The Tasks of Cop23

Research Article

Austin Environ Sci. 2017; 2(3): 1025.

The Tasks of Cop23

Lane J-E*

Fellow with Public Policy Institute, Geneva

*Corresponding author: Jan-Erik Lane, Fellow with Public Policy Institute, 10 Charles Humbert, 1205 Geneva

Received: August 07, 2017; Accepted: August 31, 2017; Published: September 08, 2017

Abstract

The coming COP23 reunion of the UNFCCC in Bonn this fall is decisive for the possibility of halting global warming. It must make certain that no more defections occur in the Common Pool Regime (CPR) that is the COP21 Treaty as well as face up to the enormous management tasks in implementing the three Goals I, II, III. At the same time it must confront the growing methane threat. This implies taking the Greenhouse gases (GHG) from all sectors of human activities into account.

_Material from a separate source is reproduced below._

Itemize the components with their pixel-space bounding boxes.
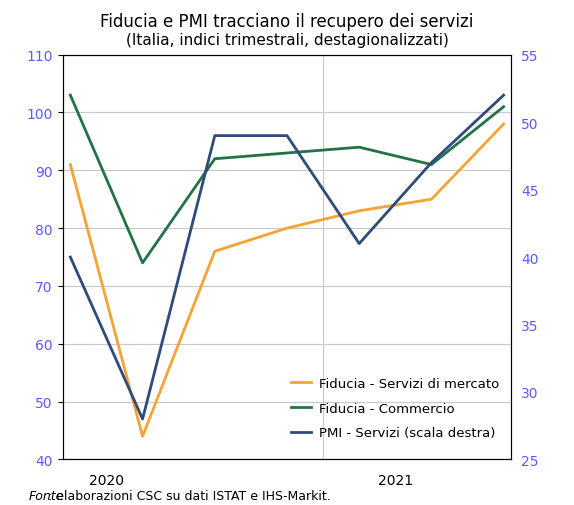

Keywords: Decarbonisation; COP21; Treay Goals I; II; III; CO2s; GHGs; Solar power parks; Collective action; Management tasks.

Introduction

We are coming closer to the major event this fall, namely the UNFCCC reunion of some 190 governments and a thousand journalists for the COP23 conference on climate change. Sponsored by islands state Fiji, the Bonn meeting in late November will send signals about the anti-global warming fight. The COP21 set the objectives – Goal I, II and III – but the COP23 has to decide over the means to these ends: strategy, technology, funding of decarbonisation in the 31st century. If COP23 fails, then Hawking’s warming about irrevocable climate changes will become more likely.

Energy is the basics. It generates not only survival but also affluence and wealth, being vital to both poor and rich countries. If energy consumption is reduced, there will be global economic recessions and mass poverty as well as unemployment. But Planet Earth consumes too much energy from one major source: burning fossil fuels. All forms of energy be measured, and these measures are translatable into each other - a major scientific achievement. One may employ some standard sources on energy consumption and what is immediately obvious is the immensely huge numbers involved - see Table 1.